Lifting the embargo also means the United States "would have some real responsibility to arm and equip" the Bosnian Muslims, said one U.S. official. This obligation often had been overlooked by those eager to end the arms ban, the official said.

The developments came as Clinton delivered an annual U.N. address in which he appealed to the U.N. General Assembly to end the growing "strangulation" of the besieged Bosnian capital of Sarajevo and urged the use of NATO warplanes to get the job done.

In a speech that resonated with his growing frustration, Clinton warned that after a period of improvement, conditions around Sarajevo have "once again deteriorated substantially."

"A new resolve by the United Nations to enforce its resolutions is now necessary to save Sarajevo," Clinton declared. "NATO stands ready to act."

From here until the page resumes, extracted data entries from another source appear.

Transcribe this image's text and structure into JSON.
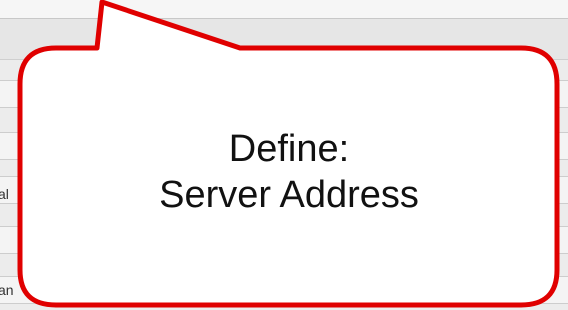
{
  "callout": {
    "line1": "Define:",
    "line2": "Server Address",
    "border_color": "#e00000",
    "fill_color": "#ffffff"
  },
  "background": {
    "partial_label_left_1": "al",
    "partial_label_left_2": "an"
  }
}
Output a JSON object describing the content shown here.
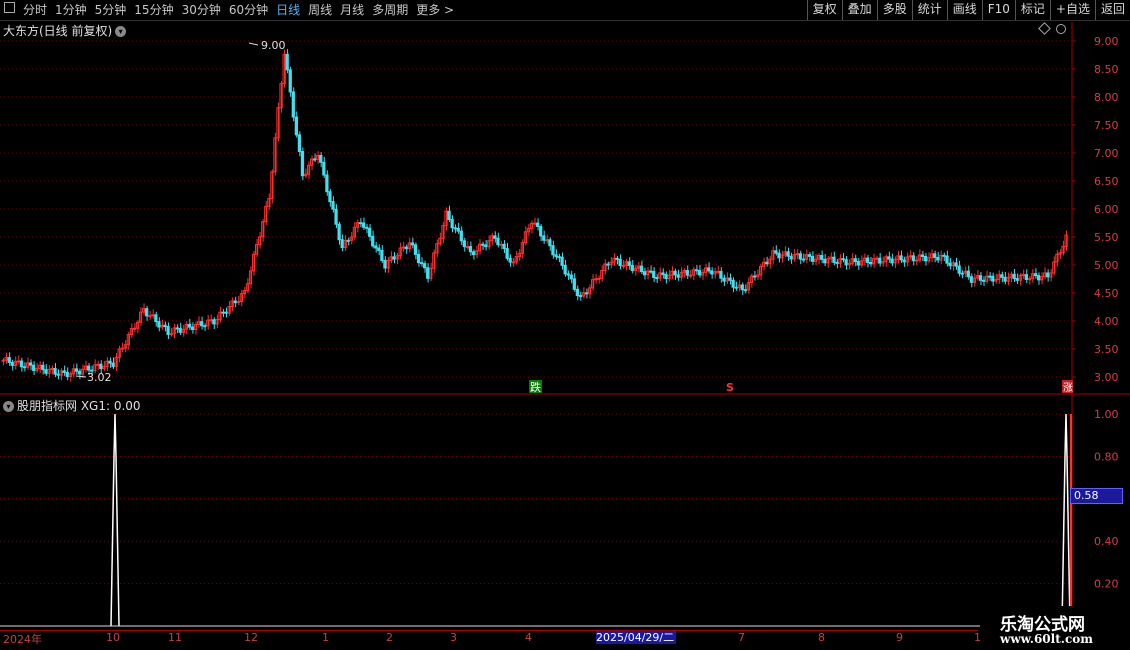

Clinton also used his speech to explain an American foreign policy that even many allies in the U.N. audience have found erratic. The President pointed to recent U.S. interventions - notably Haiti - to try to calm fears that the United States was turning decisively away from international involvements.

Clinton sought to minimize the differences with his allies in his 25-minute address, as he reviewed U.S. interventions that have taken place on three continents over the past year. He cited Haiti to show that the United States would risk its blood and money when the list of its criteria for peace-keeping missions were met.

In ticking off the recent history of U.S. involvements, Clinton did not hint at U.S. ambivalence about Somalia, where U.S. forces were abruptly withdrawn, or Rwanda, where forces were dispatched after critics complained of American foot-dragging.